Three West Papuan activists scaled the walls of the Australian consulate in Bali on October 6, during the APEC meeting on the island, to seek refuge and demand that foreigners be allowed to freely enter West Papua.
The Australian government, however, took the opportunity to reaffirm its long-standing support for Indonesia's occupation of West Papua.
The three men, Rofinus Yanggam, Markus Jerewon and Yuvensius Goo, presented their letter to Australian Consul-General Brett Farmer in the early morning. It asked the APEC leaders in Bali, including US State Secretary John Kerry and Australian Prime Minister Tony Abbott “to persuade the Indonesian government to treat Papuan people better”.
The Department of Foreign affairs claims the men left voluntarily, but reports suggest they were threatened by consulate staff. A man who spoke to the activists by phone while they were in the consulate told Fairfax Media he overheard a “loud” and “arrogant” Australian voice saying: “You cannot stay here. You have to leave … We will call the police.”
The men are now being followed by Indonesian authorities. Yanggam told The Guardian: “Yesterday we came to our friend’s house and two intelligence officers came past the front of our house [and looked in]. They came back in the night-time. We don’t feel safe at this moment.”

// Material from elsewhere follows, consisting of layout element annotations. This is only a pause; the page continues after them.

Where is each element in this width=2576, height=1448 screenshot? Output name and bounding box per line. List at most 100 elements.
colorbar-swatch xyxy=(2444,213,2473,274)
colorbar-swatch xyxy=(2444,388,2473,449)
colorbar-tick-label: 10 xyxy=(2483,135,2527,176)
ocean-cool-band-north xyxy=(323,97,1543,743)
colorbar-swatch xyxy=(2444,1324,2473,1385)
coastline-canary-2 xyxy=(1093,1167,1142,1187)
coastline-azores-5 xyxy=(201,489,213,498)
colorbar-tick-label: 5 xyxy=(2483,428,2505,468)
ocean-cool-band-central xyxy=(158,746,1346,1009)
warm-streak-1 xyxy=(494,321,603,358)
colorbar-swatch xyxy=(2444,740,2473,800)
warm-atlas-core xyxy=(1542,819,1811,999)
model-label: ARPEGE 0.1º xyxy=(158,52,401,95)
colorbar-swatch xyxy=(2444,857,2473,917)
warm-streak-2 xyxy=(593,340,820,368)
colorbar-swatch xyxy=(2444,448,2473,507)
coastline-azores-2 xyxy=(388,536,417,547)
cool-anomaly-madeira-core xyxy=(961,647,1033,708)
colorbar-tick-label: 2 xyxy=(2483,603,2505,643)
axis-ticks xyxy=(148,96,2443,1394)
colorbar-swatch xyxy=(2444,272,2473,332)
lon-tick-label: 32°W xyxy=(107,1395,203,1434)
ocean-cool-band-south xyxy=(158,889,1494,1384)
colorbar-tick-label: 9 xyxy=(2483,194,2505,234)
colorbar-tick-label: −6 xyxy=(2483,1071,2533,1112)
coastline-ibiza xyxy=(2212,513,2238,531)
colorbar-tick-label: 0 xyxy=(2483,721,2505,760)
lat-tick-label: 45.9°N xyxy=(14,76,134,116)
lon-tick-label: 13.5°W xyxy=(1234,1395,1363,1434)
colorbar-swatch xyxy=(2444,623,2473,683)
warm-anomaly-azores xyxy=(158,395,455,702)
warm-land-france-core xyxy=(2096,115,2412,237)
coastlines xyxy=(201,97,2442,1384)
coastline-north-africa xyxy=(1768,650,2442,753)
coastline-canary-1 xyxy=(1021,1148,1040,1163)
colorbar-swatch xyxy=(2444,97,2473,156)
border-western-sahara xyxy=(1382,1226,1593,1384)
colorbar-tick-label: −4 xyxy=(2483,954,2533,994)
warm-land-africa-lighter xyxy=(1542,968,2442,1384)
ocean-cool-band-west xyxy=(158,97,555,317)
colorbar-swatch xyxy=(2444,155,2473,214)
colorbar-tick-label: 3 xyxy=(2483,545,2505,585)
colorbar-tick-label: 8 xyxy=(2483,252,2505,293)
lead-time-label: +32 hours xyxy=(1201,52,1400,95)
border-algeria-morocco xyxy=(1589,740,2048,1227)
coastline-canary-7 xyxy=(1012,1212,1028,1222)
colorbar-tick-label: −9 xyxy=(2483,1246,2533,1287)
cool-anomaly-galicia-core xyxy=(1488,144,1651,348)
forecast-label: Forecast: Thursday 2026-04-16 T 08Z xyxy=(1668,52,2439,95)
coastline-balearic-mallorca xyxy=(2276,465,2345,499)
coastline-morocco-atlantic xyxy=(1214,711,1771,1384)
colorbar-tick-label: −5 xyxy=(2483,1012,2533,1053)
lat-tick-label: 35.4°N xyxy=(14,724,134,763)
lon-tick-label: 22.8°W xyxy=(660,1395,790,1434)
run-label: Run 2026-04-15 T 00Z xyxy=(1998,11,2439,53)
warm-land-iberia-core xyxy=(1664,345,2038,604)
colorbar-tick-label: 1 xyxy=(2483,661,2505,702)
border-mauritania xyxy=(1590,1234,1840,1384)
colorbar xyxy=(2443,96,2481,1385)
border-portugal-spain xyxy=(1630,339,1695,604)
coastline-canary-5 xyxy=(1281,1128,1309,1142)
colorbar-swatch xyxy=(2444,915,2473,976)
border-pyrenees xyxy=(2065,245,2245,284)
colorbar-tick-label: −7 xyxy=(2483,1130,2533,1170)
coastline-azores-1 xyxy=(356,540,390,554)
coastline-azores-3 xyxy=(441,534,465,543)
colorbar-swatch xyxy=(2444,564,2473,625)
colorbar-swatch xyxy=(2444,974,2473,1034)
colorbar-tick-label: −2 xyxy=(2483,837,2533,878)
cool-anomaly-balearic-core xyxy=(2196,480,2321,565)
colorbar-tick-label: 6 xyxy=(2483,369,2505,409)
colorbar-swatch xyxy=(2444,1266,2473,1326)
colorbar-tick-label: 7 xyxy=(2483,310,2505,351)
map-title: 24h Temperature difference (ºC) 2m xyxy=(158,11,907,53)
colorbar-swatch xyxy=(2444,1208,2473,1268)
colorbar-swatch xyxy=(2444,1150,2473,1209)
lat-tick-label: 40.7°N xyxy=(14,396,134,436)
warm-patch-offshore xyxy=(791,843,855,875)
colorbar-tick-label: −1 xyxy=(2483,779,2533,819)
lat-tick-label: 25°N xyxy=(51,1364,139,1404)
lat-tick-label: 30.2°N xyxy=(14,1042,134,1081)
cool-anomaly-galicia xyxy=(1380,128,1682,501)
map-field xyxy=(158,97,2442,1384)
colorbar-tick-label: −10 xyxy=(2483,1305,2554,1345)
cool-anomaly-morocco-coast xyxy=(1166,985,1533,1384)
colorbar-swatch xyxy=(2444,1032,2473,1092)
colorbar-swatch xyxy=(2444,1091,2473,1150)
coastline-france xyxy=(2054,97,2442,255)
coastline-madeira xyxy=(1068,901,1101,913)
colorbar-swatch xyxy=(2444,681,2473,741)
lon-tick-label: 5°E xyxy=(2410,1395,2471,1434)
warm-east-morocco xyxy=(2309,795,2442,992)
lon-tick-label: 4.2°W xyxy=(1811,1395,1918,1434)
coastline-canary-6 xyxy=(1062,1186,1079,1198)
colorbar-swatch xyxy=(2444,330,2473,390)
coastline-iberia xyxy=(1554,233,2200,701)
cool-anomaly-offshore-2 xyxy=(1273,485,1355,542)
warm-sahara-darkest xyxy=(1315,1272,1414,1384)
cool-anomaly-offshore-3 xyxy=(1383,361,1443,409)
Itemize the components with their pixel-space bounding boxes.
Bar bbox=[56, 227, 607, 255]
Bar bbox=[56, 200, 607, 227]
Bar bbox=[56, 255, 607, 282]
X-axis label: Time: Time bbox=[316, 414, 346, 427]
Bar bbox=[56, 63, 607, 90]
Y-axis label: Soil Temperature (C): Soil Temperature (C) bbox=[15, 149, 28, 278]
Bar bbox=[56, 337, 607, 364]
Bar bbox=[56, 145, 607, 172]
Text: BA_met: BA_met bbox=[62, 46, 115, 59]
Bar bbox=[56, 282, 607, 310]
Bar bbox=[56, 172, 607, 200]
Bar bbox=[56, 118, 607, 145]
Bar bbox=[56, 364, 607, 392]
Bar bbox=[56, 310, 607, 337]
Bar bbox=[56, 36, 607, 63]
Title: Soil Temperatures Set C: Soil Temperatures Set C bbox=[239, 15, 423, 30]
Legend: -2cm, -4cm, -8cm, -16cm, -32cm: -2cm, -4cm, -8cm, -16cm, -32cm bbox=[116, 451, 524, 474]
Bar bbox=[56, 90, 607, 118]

Abbott followed up on the consulate's hostility, telling a press conference the next day: “We have a very strong relationship with Indonesia and we are not going to give people a platform to grandstand against Indonesia ... please don’t look to do it in Australia. You are not welcome.”
Repeating the same line as the former Labor government, Abbott said: “Australia absolutely respects the territorial integrity of Indonesia..
He added: “The situation in West Papua is getting better, not worse, and I want to acknowledge the work that President Yudhoyono has done to provide greater autonomy, to provide a better level of government services and ultimately a better life for the people of West Papua”.
Abbott claimed: “The people of West Papua are much better off as part of a strong, dynamic and increasingly prosperous Indonesia.”
But experts on the human rights situation in West Papua have presented a very different view on life under Indonesian occupation.
Dr Jim Elmslie, a co-convener of the West Papua Project, told Fairfax Media's Breaking Politics: “Many tens of thousands if not hundreds of thousands of people have perished directly as a result of military and police actions and also as a result of conditions that have been forced upon them … That's why we characterise what has gone on there as a genocide or as a potential genocide in need of further investigation.”
Elaine Pearson, Australian director of Human Rights Watch, said: “I don't think the situation is getting better; you'd only say that if you were blind and deaf to the situation.”
Further information on the true situation may be easier to gather now that Indonesia has promised to relax its ban on journalists entering West Papua. This is likely to be a response to the attention focused on the country by the Australian consulate incident.
The rude ejection of the Papuans from the Bali consulate may have been motivated by the dilemma already facing the Australian government, after seven West Papuan activists sought asylum on September 24.
The seven, who fled West Papua fearing government reprisal for being involved in the Freedom Flotilla from Australia, were immediately deported to Port Moresby and placed under the responsibility of the PNG government.
Immigration minister Scott Morrison admitted the deportations required a “concession” in a 2003 Memorandum of Understanding between the two countries. The West Papuans are pursuing this irregularity as a possible legal challenge to allow their asylum claim in Australia rather than PNG.
Yacob Mandabayan, one of the seven, told World News Australia Radio: “We don't want to stay as refugee in Papua New Guinea and we don't want to go back to Indonesia ... in Papua New Guinea [it is] not safe enough here.